Retinoic acid suppresses growth of lesions, inhibits peritoneal cytokine secretion, and promotes macrophage differentiation in an immunocompetent mouse model of endometriosis

Retinoic acid inhibition of endometriotic-implant development in mouse model endometriosis may be related to suppression of interleukin-6 and macrophage chemotactic factor-1 production, and promotion of peritoneal macrophage differentiation.


Friedrich Wieser, M.D., Juanjuan Wu, M.D., Ph.D., Zhaoju Shen, Ph.D., Robert N. Taylor, M.D., Ph.D., Neil Sidell, Ph.D.

Vol 97, Issue 6 , Pages 1430-1437



To determine the effects of all-trans-retinoic acid (RA) on establishment and growth of endometrial lesions, peritoneal interleukin-6 (IL-6) and macrophage chemotactic factor-1 (MCP-1) concentrations, and CD38, CD11b, and F4/80 expression on peritoneal macrophages in an immunocompetent mouse model of endometriosis.


Experimental transplantation study using mice.


Academic medical center.


C57BL/6 recipient mice and syngeneic green fluorescent protein transgenic (GFP+) mice.


Recipient mice were inoculated with GFP+ minced uterine tissue to induce endometriosis and treated with RA (400 nmol/day) or vehicle for 17 days (3 days before to 14 days after tissue injection).

Main Outcome Measure(s):

Total number of GFP+ implants in recipient mice, number of implants showing visible blood vessels, total volume of established lesions per mouse, concentrations of IL-6 and MCP-1 in peritoneal fluid, and expression of CD11b, F4/80, and CD38 on peritoneal macrophages.


Retinoic acid treatment for 17 days reduced the number of implants versus controls and decreased the frequency of lesions with vessels.

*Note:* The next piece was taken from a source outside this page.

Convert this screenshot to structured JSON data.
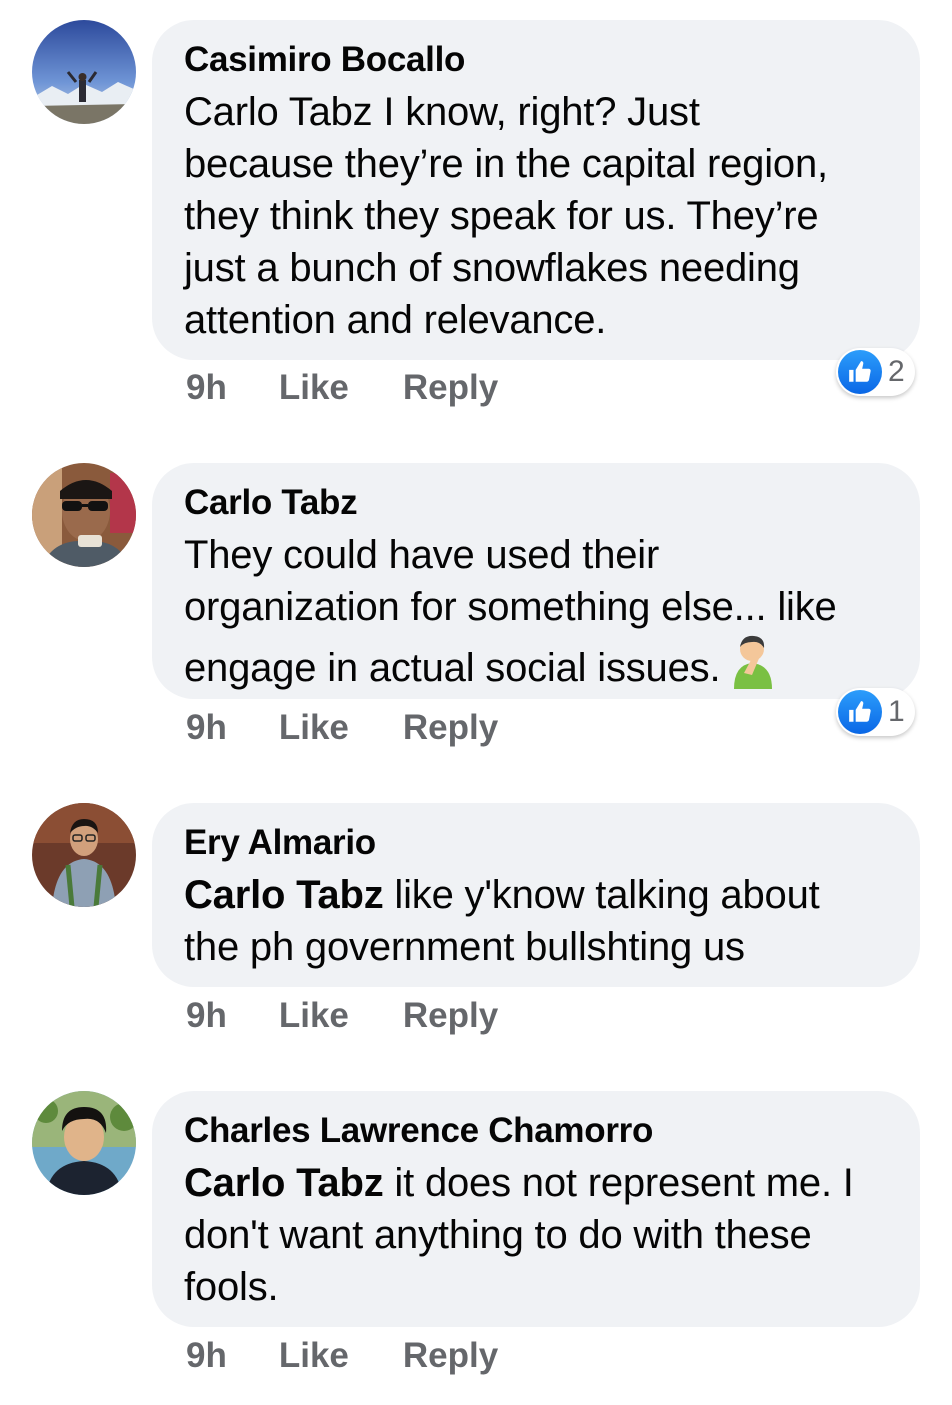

Peritoneal washings in RA-treated animals had lower concentrations of IL-6 and MCP-1 than controls 3 days after endometrial inoculation and lower levels of IL-6 on day 14 after inoculation. Concomitant with these effects on day 14, CD38, CD11b, and F4/80 were higher on macrophages from RA-treated mice versus controls.


The development of endometriotic implants is inhibited by RA. This effect may be caused, at least in part, by reduced IL-6 and MCP-1 production and enhanced differentiation of peritoneal macrophages.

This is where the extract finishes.